A Memoir About Grace Under Fire

TITLE: Sufferah: The Memoir of a Brixton Reggae-head

brixtsAUTHOR: Alex Wheatle

PUBLISHER: Akashic Books

Just as he was born ‘out of place’, Alex Wheatle always felt like an outsider. But, it is precisely this nonconformist maverick status that saved him.

Abandoned by his birth mother as a baby and placed in the British foster care system, Wheatle suffered physical and mental abuse which moulded him into a ‘rebel with a cause’ fighting against the established racist norm in the society he was born in. Unfortunately, this is not a unique story. Many children become trapped in foster care only to come out scarred by their experiences. But, raw and honest, Wheatle tells his story with sensitivity.

The product of Jamaican parents, neither of whom could take care of him, Wheatle would find solace in Reggae music, rhythms of the Sufferah. Indeed, that’s how he saw himself throughout his formative years being flung from one foster home to another — a victim suffering under Babylon system. But, that would all change as he matured and absorbed the true message of the music: Don’t be defined by injustice, fight against it. This, reenforced by mentors like Simeon, his Rastafari ‘teacher’ who taught him to rise above the system and “make the invisible visible.”

Baptised in the sounds of this hypnotic reggae resistance, Wheatle was now a reggae-head living through the music that would help shape his literary career. Listening to music by some of his favorite artistes like Dennis Brown, Gregory Isaacs, Max Romeo, Bob Marley, Marcia Griffiths, Mighty Diamonds, and reggae toasters U-Roy, I-Roy, Dennis Alcapone the author would come out on the other side.

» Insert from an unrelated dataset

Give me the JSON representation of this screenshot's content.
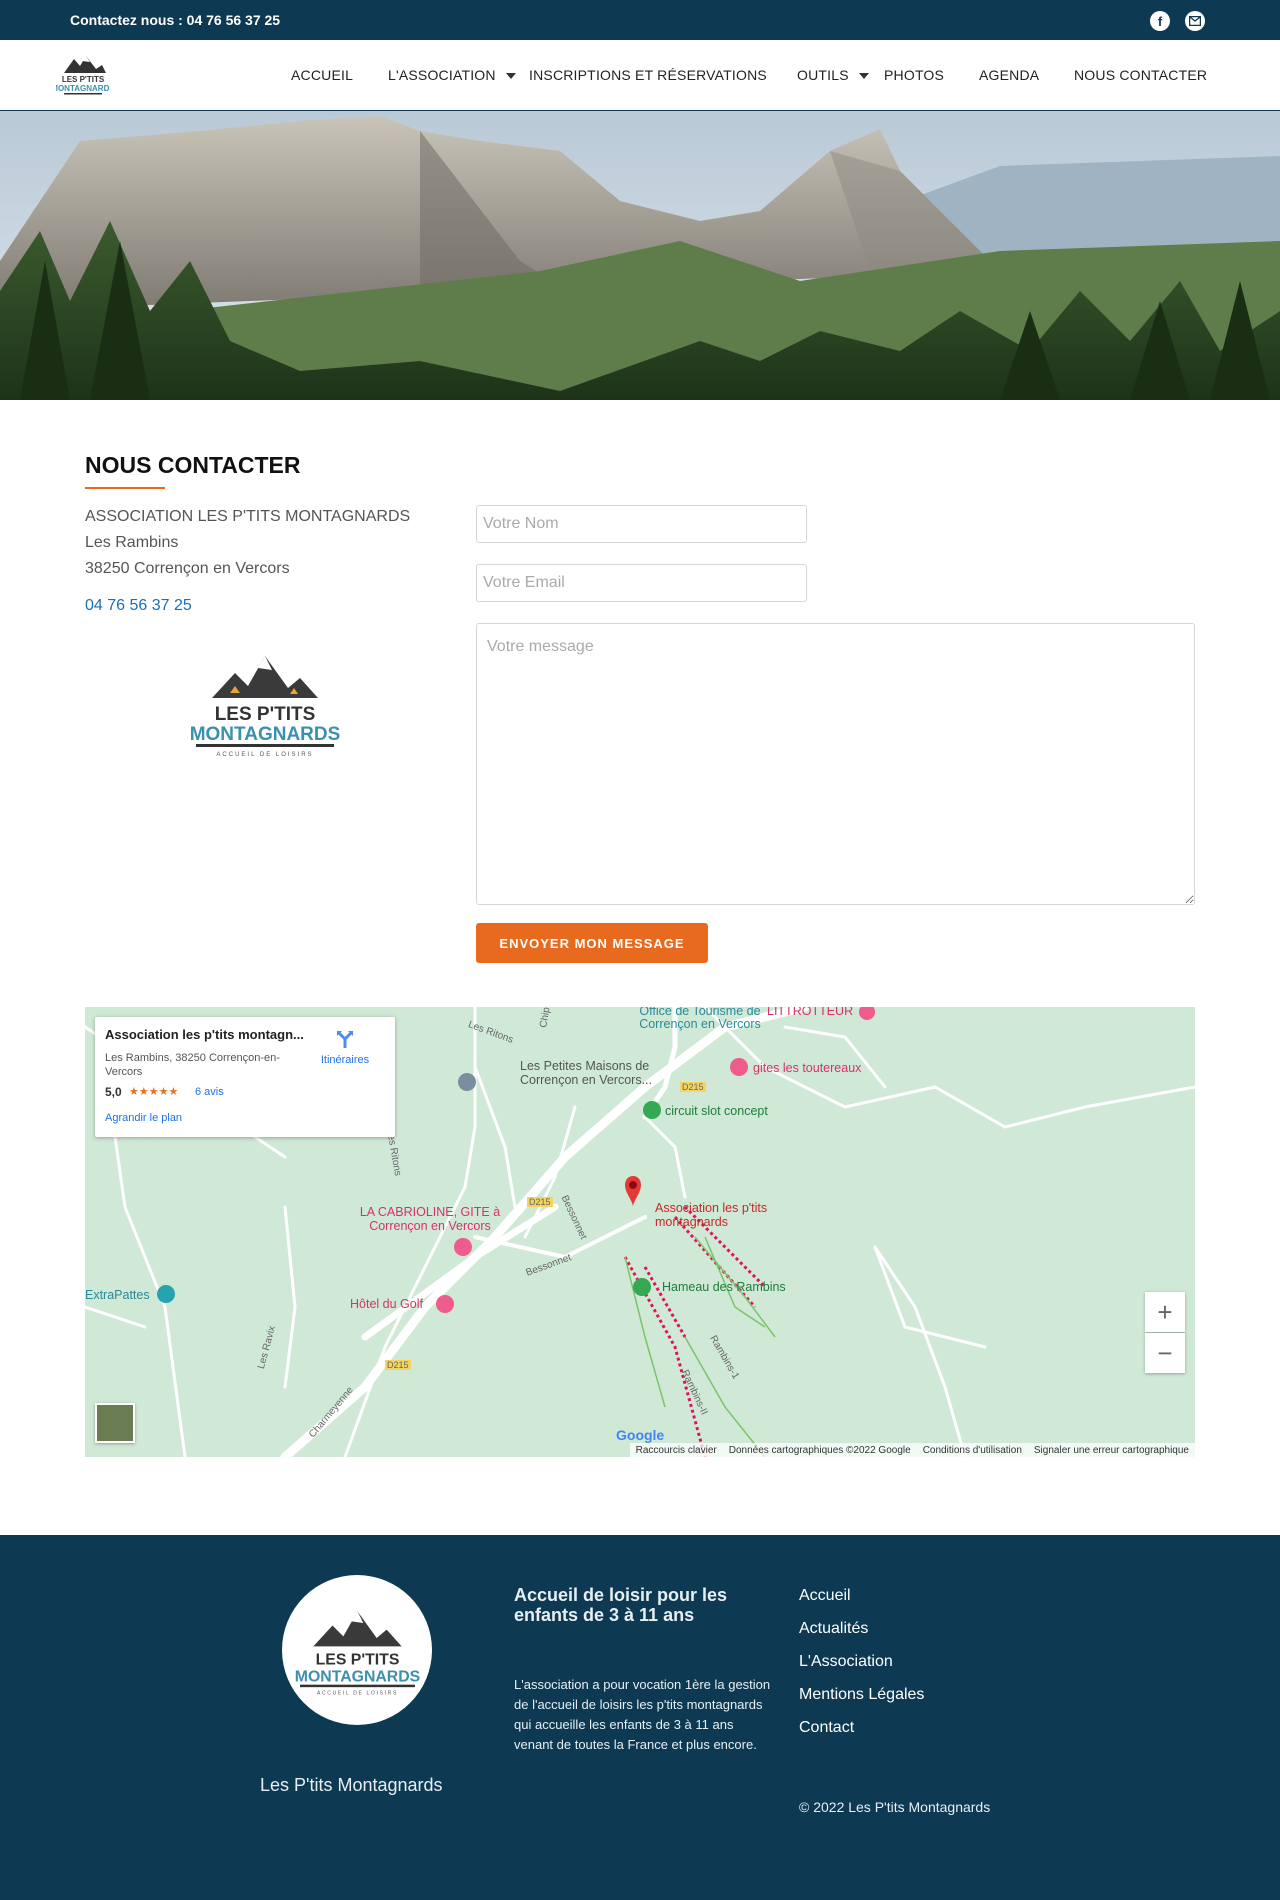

He grew up in Brixton, South London’s Caribbean enclave, never knowing his mother, who returned to Jamaica, and with only brief encounters with his father. At just three years of age Wheatle was placed in social care where his physical and mental assault began. His reggae awakening would begin ten years later. This musical journey would sustain him into what would become some of Britain’s darkest and bloodiest periods in the struggle for racial justice.

STAIN

The New Cross Fire is a stain on British history that Wheatle recounts for his readers. on March 2, 1981 a mysterious fire started at a birthday party for a black teenage girl in the New Cross area of London. Thirteen young black people between 14 and 22 were killed. No one was charged, but many suspected foul play.

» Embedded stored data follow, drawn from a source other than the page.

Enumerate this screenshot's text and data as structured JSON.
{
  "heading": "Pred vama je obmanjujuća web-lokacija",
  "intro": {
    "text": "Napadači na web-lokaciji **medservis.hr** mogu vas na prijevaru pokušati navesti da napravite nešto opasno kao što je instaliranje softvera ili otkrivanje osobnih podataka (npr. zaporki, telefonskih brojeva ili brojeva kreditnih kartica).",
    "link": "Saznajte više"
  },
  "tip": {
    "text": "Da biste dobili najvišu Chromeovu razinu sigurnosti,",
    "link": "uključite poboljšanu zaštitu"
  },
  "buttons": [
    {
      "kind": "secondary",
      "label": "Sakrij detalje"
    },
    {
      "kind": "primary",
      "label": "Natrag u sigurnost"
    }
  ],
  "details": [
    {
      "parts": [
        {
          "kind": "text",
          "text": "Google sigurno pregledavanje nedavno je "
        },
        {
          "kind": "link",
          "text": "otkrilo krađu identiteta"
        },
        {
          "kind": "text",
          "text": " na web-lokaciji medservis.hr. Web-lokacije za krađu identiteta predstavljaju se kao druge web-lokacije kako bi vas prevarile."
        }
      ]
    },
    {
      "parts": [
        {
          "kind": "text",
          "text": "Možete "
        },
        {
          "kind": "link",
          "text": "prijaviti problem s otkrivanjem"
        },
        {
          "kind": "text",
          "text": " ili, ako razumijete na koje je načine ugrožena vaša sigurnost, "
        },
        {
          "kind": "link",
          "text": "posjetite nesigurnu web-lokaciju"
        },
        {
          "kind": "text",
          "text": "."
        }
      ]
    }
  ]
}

Wheatle’s account of the aftermath is searing, taking readers on the road with him as he and many others in black neighborhoods such as Brixton took to the streets having had enough of police brutality, systemic racism, and indiscriminate killing of young black men.

Our breath quickens as he runs from chasing policemen after throwing bricks at them from behind a hastily put-together barricade. Smoke from burning cars and storefronts stab the air making it hard to breathe. He jumps a fence; he hides in a huge rubbish bin and we smell the stench of the garbage around him. And, we cheer him on.

Raw and gritty at times, yet hopeful because of the fight in him, Wheatle obviously survived to tell his story. Yes, he learned lessons, he had to. Taking such punishment from an early age did indeed leave him angry, scared, impulsive, explosive, lonely. But, with encouragement from those who nurtured him, including St. Giles School for pupils with physical, medical, and learning difficulties, Wheatle learned to forgive.

It is this new found peace that opened a whole new world to him. The reggae lyrics he wrote as a youth, the poems that helped release him from loneliness all became fodder for a budding literary career. His young adult novels have garnered him prestigious awards and best-selling recognition. His life story has been memorialized as part of filmmaker Steve McQueen’s series Small Axe. For his contrition to British literature, Wheatle was awarded Member of the Order of the British Empire (MBE) for his invaluable services to the industry.

Indeed, this Sufferah’s tale is made visible. It is an inspiring narrative about grace under fire and why negativity should never define us.